Capstone project (30%)#
A working deliverable plus a demo. Rubric out of 30:
- Functionality (10): Does it do what the spec says? Does it handle the 3 edge cases listed in the project README?
- Code quality (10): Passes ruff and the repo's import conventions. No dead code. No TODOs in merged work.
- Documentation (5): README that a new contributor could follow. Inline docstrings on public entrypoints.
- Tests (5): At least 3 tests per new public function. Uses SWARM_MOCK=true for reproducibility.
Participation (10%)#
Pair programming attendance, code-review contributions, and office-hour engagement. Subjective but important: students who attend every lab and review peers' PRs learn faster than students who disappear between deliverables.
Common student mistakes per module#
M01 raw_call. Forgetting await on async functions. Missing the anthropic-version header on raw httpx calls. Confusing max_tokens (response cap) with total tokens.
M02 providers. Assuming OpenAI's prompt_tokens field in the Anthropic adapter; Anthropic uses input_tokens. Forgetting to prepend static_doc on non-caching providers (bug shows up as "cached content missing" on OpenAI).
M03 agent_loop. Re-initializing LoopState.messages = [] inside the iteration loop instead of outside it.
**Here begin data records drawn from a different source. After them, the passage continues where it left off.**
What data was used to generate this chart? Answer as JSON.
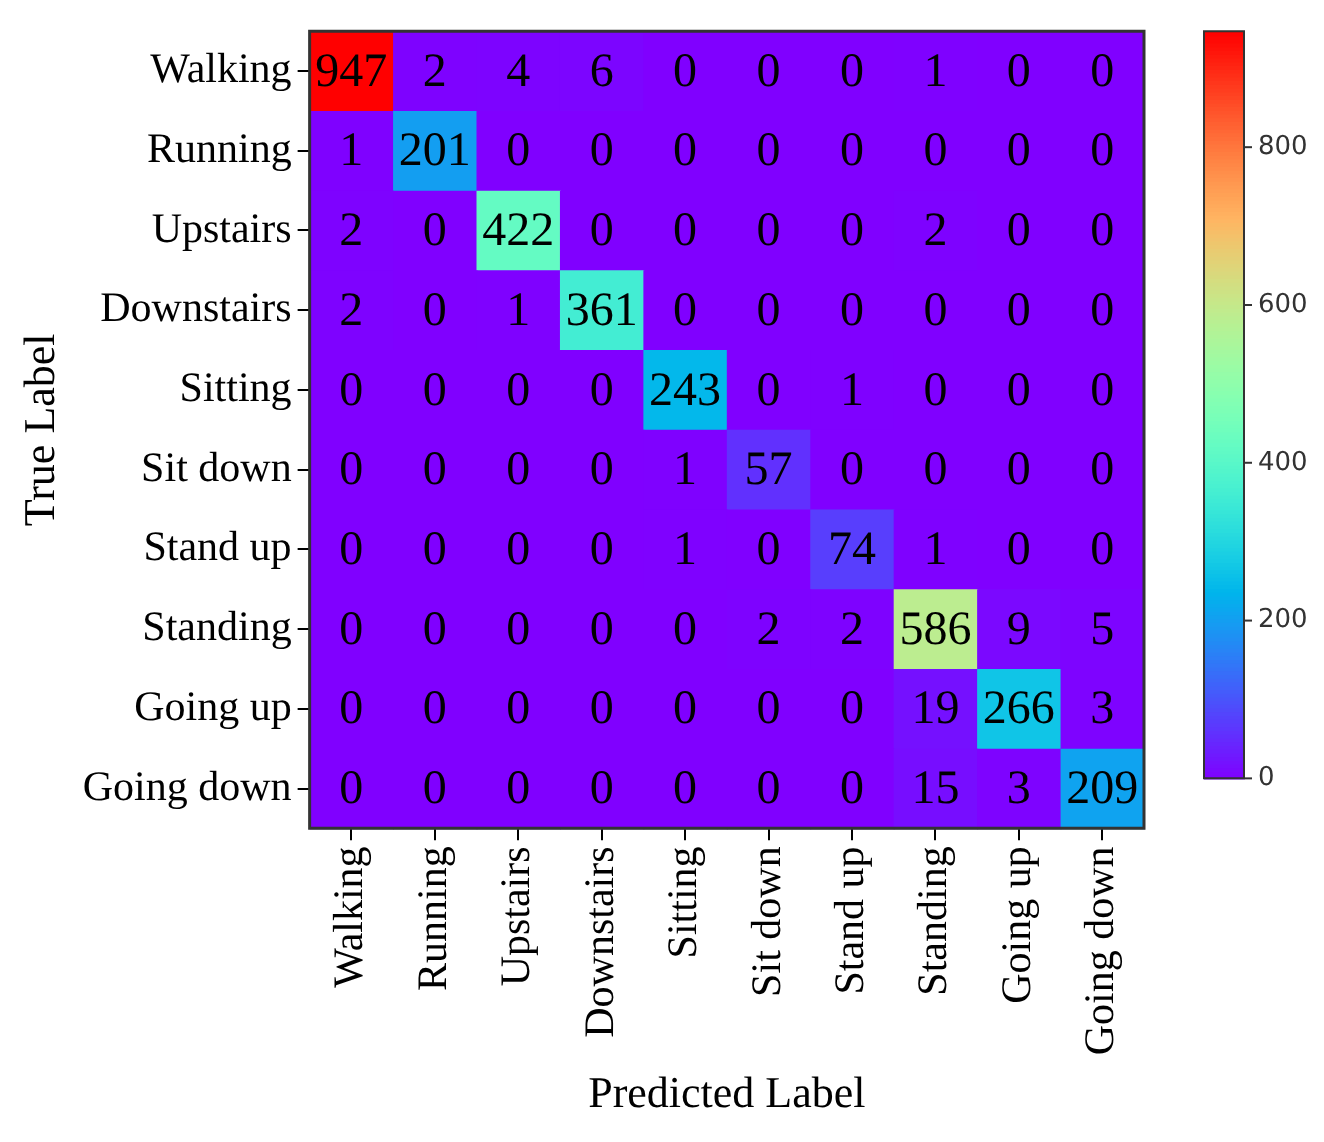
{
  "chart_data": {
    "type": "heatmap",
    "xlabel": "Predicted Label",
    "ylabel": "True Label",
    "categories": [
      "Walking",
      "Running",
      "Upstairs",
      "Downstairs",
      "Sitting",
      "Sit down",
      "Stand up",
      "Standing",
      "Going up",
      "Going down"
    ],
    "y_categories": [
      "Walking",
      "Running",
      "Upstairs",
      "Downstairs",
      "Sitting",
      "Sit down",
      "Stand up",
      "Standing",
      "Going up",
      "Going down"
    ],
    "cells": [
      [
        947,
        2,
        4,
        6,
        0,
        0,
        0,
        1,
        0,
        0
      ],
      [
        1,
        201,
        0,
        0,
        0,
        0,
        0,
        0,
        0,
        0
      ],
      [
        2,
        0,
        422,
        0,
        0,
        0,
        0,
        2,
        0,
        0
      ],
      [
        2,
        0,
        1,
        361,
        0,
        0,
        0,
        0,
        0,
        0
      ],
      [
        0,
        0,
        0,
        0,
        243,
        0,
        1,
        0,
        0,
        0
      ],
      [
        0,
        0,
        0,
        0,
        1,
        57,
        0,
        0,
        0,
        0
      ],
      [
        0,
        0,
        0,
        0,
        1,
        0,
        74,
        1,
        0,
        0
      ],
      [
        0,
        0,
        0,
        0,
        0,
        2,
        2,
        586,
        9,
        5
      ],
      [
        0,
        0,
        0,
        0,
        0,
        0,
        0,
        19,
        266,
        3
      ],
      [
        0,
        0,
        0,
        0,
        0,
        0,
        0,
        15,
        3,
        209
      ]
    ],
    "clim": [
      0,
      947
    ],
    "cticks": [
      0,
      200,
      400,
      600,
      800
    ],
    "data_labels": true
  }
}
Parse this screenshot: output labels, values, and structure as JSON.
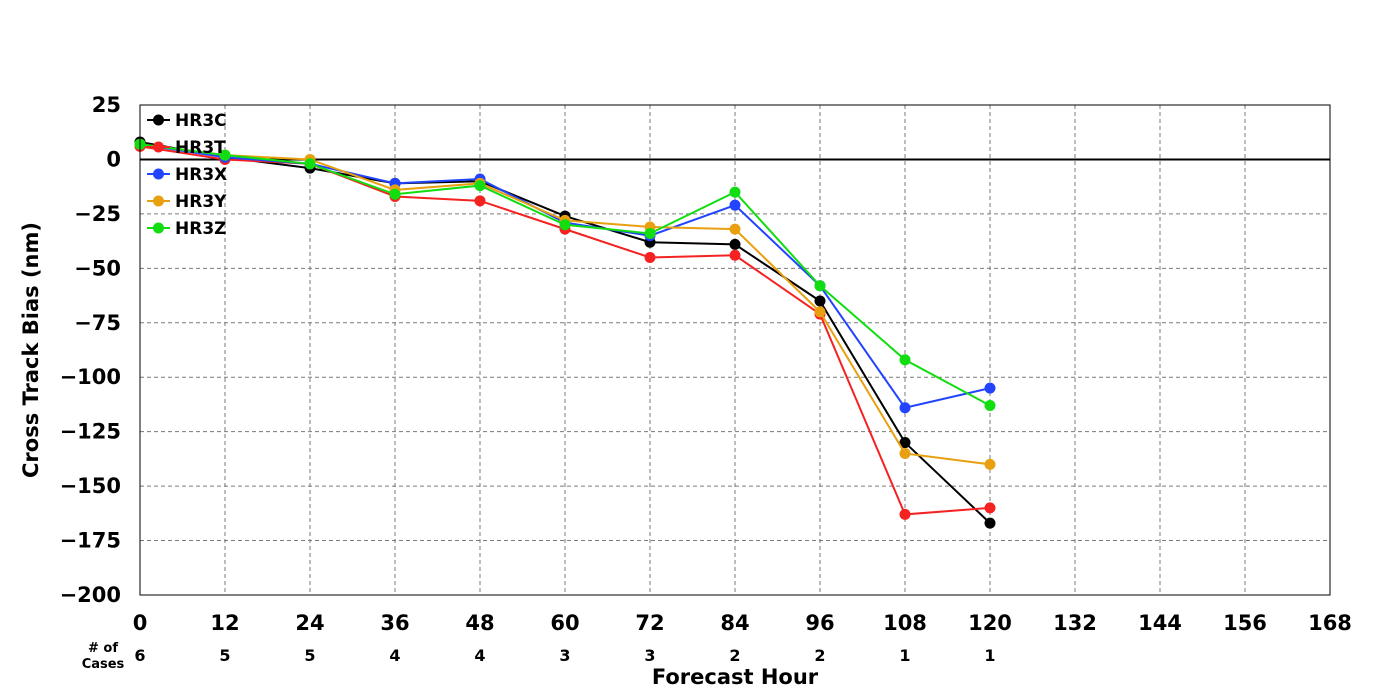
{
  "chart_data": {
    "type": "line",
    "title": "",
    "xlabel": "Forecast Hour",
    "ylabel": "Cross Track Bias (nm)",
    "xlim": [
      0,
      168
    ],
    "ylim": [
      -200,
      25
    ],
    "x_ticks": [
      "0",
      "12",
      "24",
      "36",
      "48",
      "60",
      "72",
      "84",
      "96",
      "108",
      "120",
      "132",
      "144",
      "156",
      "168"
    ],
    "y_ticks": [
      "25",
      "0",
      "−25",
      "−50",
      "−75",
      "−100",
      "−125",
      "−150",
      "−175",
      "−200"
    ],
    "grid": true,
    "legend_position": "top-left",
    "cases_label_line1": "# of",
    "cases_label_line2": "Cases",
    "cases": [
      "6",
      "5",
      "5",
      "4",
      "4",
      "3",
      "3",
      "2",
      "2",
      "1",
      "1"
    ],
    "x": [
      0,
      12,
      24,
      36,
      48,
      60,
      72,
      84,
      96,
      108,
      120
    ],
    "series": [
      {
        "name": "HR3C",
        "color": "#000000",
        "values": [
          8,
          1,
          -4,
          -11,
          -10,
          -26,
          -38,
          -39,
          -65,
          -130,
          -167
        ]
      },
      {
        "name": "HR3T",
        "color": "#f52222",
        "values": [
          6,
          0,
          -2,
          -17,
          -19,
          -32,
          -45,
          -44,
          -71,
          -163,
          -160
        ]
      },
      {
        "name": "HR3X",
        "color": "#2244ff",
        "values": [
          7,
          1,
          -2,
          -11,
          -9,
          -29,
          -35,
          -21,
          -58,
          -114,
          -105
        ]
      },
      {
        "name": "HR3Y",
        "color": "#e8a010",
        "values": [
          7,
          2,
          0,
          -14,
          -11,
          -28,
          -31,
          -32,
          -70,
          -135,
          -140
        ]
      },
      {
        "name": "HR3Z",
        "color": "#11dd11",
        "values": [
          7,
          2,
          -2,
          -16,
          -12,
          -30,
          -34,
          -15,
          -58,
          -92,
          -113
        ]
      }
    ]
  }
}
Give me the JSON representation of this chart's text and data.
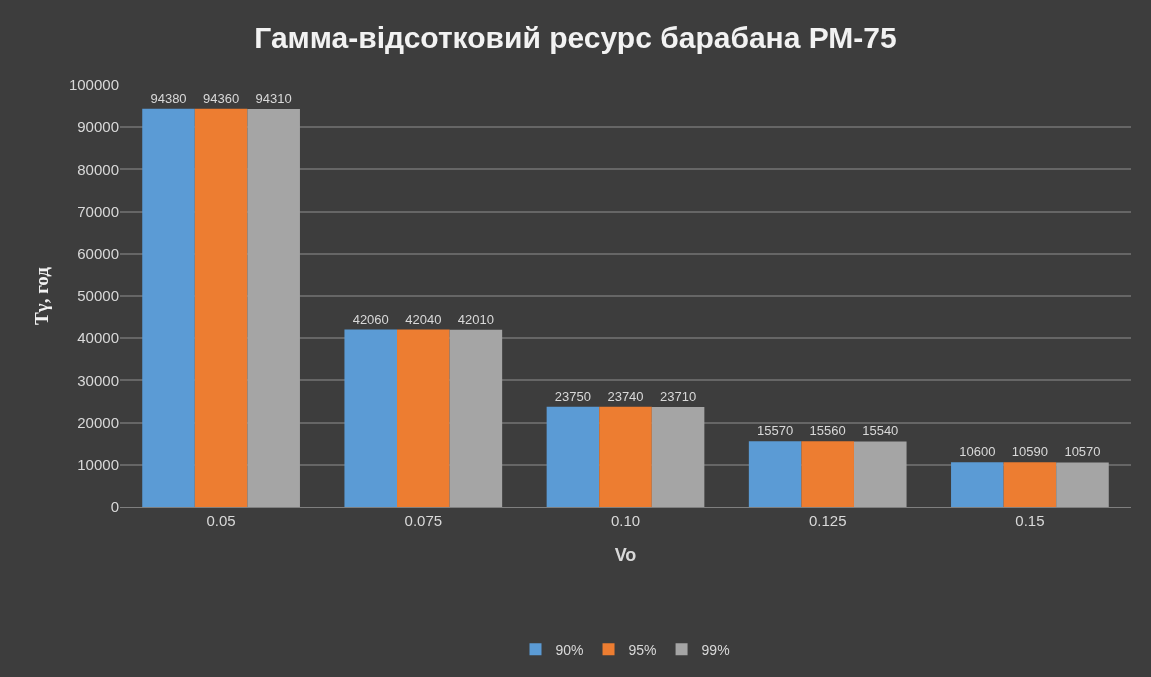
{
  "chart_data": {
    "type": "bar",
    "title": "Гамма-відсотковий ресурс барабана РМ-75",
    "xlabel": "Vo",
    "ylabel": "Tγ, год",
    "categories": [
      "0.05",
      "0.075",
      "0.10",
      "0.125",
      "0.15"
    ],
    "series": [
      {
        "name": "90%",
        "color": "#5b9bd5",
        "values": [
          94380,
          42060,
          23750,
          15570,
          10600
        ]
      },
      {
        "name": "95%",
        "color": "#ed7d31",
        "values": [
          94360,
          42040,
          23740,
          15560,
          10590
        ]
      },
      {
        "name": "99%",
        "color": "#a5a5a5",
        "values": [
          94310,
          42010,
          23710,
          15540,
          10570
        ]
      }
    ],
    "ylim": [
      0,
      100000
    ],
    "yticks": [
      0,
      10000,
      20000,
      30000,
      40000,
      50000,
      60000,
      70000,
      80000,
      90000,
      100000
    ],
    "grid": "y",
    "legend": "bottom",
    "data_labels": true
  }
}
Result: every turn starts fresh. Also: forgetting to append the tool-result message before the next model call.
M04 tools_sandbox. Not stripping \r before regex validation, so rm -rf /\r# comment bypasses the deny list. Catching the \r injection live is the pedagogical moment; do not spoil it by documenting the fix upfront.
M05 memory. Writing to the index JSON without the PID lock, producing corrupted state on concurrent writes. On Windows: not handling the os.kill unavailability with the age-based fallback.
M06 two_agents. Infinite refinement loops when the critic always finds "more to improve." Cap iterations at 3 and force the generator to return if the critic's feedback is substantively identical to the previous round.
M07 eval_observability. Computing avg_score without handling the empty-cases edge case (division by zero). Position-bias detection that misses the case where one ordering ties and the other does not.
M08 orchestrator_workers. Forgetting return_exceptions=True on asyncio.gather; one failing worker cancels the rest. Not using a shared prefix for KV-cache savings across forks.
M09 routing_compaction. Compacting the system prompt instead of just the message history. Summarize strategy that loses the original user request.
M10 safety_hooks. Registering a hook handler and forgetting it is synchronous when the rest of the bus is async. Blocking the whole hook bus on one slow handler.
M11 production_daemon. Writing to the append-only log without fsync, losing data on crash. Stale PID locks that prevent daemon restart.
M12 capstone. Overfitting to the SWE-bench Lite subset; the full set has regressions the Lite subset does not surface. Running evals against a stale baseline because git fetch was forgotten.
Running as a cohort#
Use GitHub Classroom: one repo per student, forked from the main course repo. Students open PRs against their own fork; TAs review and merge. For shared memory directories: every student gets their own memory/ folder, never shared. Budget $20 in API credits per student for the full course if they run with real models; $0 if they stick to SWARM_MOCK=true. Cap individual runs at max_cost=$1.00 via CostGovernor to prevent runaway loops from burning a student's budget in one evening.